Distributive lattice and embedding Good evening everybody, 
I am working on the notion of lattice, which is still very difficult for me to grasp.
I have this question:  
Suppose that a lattice T can be embedded in a distributive lattice D. Show that T is also distributive. 
It is my understanding that an embedding conserves the operations, so if T has ∧,∨, so does D. Then I could verify the distributivity of T by seeing if this is true: 
x ∧ (y ∨ z) = (x ∧ y) ∨ (x ∧ z) 
But then, how am I suppose to do so without any value to verify if it works? Or maybe I'm having a completely wrong angle for this problem? (It's very possible, I'm new to this and completely outside of my field of study.)
Any help would be appreciated,
Thank you
 A: The main idea is: Distributivity can be (theoretically) destroyed by a single counter example. Embedding means injectivity: if $x\neq y$ then $e(x)\neq e(y)$. So if an equation has a counterexample in $T$ it also has a counterexample in $D$.
This can be used formally to describe a direct proof. To avoid unnecessary spoilers, suppose I want to prove that every groupoid (set with a binary operation) that embeds into a semigroup is already a semigroup. So we have two operations $*$ in $T$ and $\cdot$ in $D$. And we know that $D$ is associative. In a first step I write down the associative law in $D$: $$x_D\cdot(y_D \cdot z_D) = (x_D\cdot y_D)\cdot z_D.$$
(This line does not need to occur in the proof, it is only for the construction of the proof).

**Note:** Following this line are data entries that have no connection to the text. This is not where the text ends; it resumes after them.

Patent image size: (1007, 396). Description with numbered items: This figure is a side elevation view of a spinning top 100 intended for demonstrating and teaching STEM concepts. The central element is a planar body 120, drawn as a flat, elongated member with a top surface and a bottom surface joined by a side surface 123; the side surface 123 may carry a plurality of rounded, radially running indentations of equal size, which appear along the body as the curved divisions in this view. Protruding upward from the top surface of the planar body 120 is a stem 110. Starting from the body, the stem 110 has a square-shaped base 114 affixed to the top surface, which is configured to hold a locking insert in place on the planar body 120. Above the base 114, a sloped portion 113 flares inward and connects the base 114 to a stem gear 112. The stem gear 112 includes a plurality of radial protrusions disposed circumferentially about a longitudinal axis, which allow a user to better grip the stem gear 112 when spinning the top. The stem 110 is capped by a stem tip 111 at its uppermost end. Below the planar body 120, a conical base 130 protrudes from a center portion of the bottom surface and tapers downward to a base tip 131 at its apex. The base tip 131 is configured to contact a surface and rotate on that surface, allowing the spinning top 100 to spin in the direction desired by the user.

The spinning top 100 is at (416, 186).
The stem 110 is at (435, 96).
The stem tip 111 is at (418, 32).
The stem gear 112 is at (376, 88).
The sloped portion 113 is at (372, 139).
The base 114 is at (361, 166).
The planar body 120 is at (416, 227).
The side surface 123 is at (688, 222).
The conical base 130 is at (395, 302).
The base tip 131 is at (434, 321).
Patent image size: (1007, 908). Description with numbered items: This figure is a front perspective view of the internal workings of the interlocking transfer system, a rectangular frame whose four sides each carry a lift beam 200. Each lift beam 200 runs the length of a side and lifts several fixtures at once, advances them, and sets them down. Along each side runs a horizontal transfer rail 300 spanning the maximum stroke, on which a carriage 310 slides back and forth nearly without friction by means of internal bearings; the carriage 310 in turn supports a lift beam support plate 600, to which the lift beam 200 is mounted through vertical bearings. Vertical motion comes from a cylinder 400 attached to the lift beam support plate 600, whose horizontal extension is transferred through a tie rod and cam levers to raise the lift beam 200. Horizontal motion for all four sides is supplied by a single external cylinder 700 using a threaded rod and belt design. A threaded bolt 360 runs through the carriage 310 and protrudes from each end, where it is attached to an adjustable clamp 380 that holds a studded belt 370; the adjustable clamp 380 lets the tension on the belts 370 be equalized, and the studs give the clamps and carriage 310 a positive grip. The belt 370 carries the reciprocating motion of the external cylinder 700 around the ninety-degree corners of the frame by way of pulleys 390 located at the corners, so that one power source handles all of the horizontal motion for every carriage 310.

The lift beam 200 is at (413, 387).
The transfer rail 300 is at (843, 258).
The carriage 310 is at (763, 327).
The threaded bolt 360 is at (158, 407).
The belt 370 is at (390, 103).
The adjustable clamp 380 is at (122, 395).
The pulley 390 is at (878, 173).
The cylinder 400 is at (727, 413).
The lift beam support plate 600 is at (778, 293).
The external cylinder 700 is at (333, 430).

Now I replace every variable by the embedding of an element of $T$:
$$e(x)\cdot\bigl(e(y)\cdot e(z)\bigr)=\bigl(e(x)\cdot e(y)\bigr)\cdot e(z).$$
The embedding $e$ supports the equation $e(x*y) = e(x)\cdot e(y)$. We apply this to the inner parentheses (the outer operation does not support it, yet):
$$e(x)\cdot e\bigl(y *  z\bigr)=e(x)\cdot\bigl(e(y)\cdot e(z)\bigr)=\bigl(e(x)\cdot e(y)\bigr)\cdot e(z)=e\bigl(x * y\bigr)\cdot e(z)$$
Now, also the outer operations have the structure that allows us to apply the law again:
$$e\bigl(x * (y *  z)\bigr)=e(x)\cdot e\bigl(y *  z\bigr)=e\bigl(x * y\bigr)\cdot e(z)=e\bigl((x * y) *z\bigr)$$
Finally, we apply that $e$ is injective, which implies
$$x * (y *  z)=(x * y) *z$$
q.e.d.
As you can see it is a very formal process. In the same way you can prove your distributivity law. I chose a different example, here as you obviously need some exercise with this method.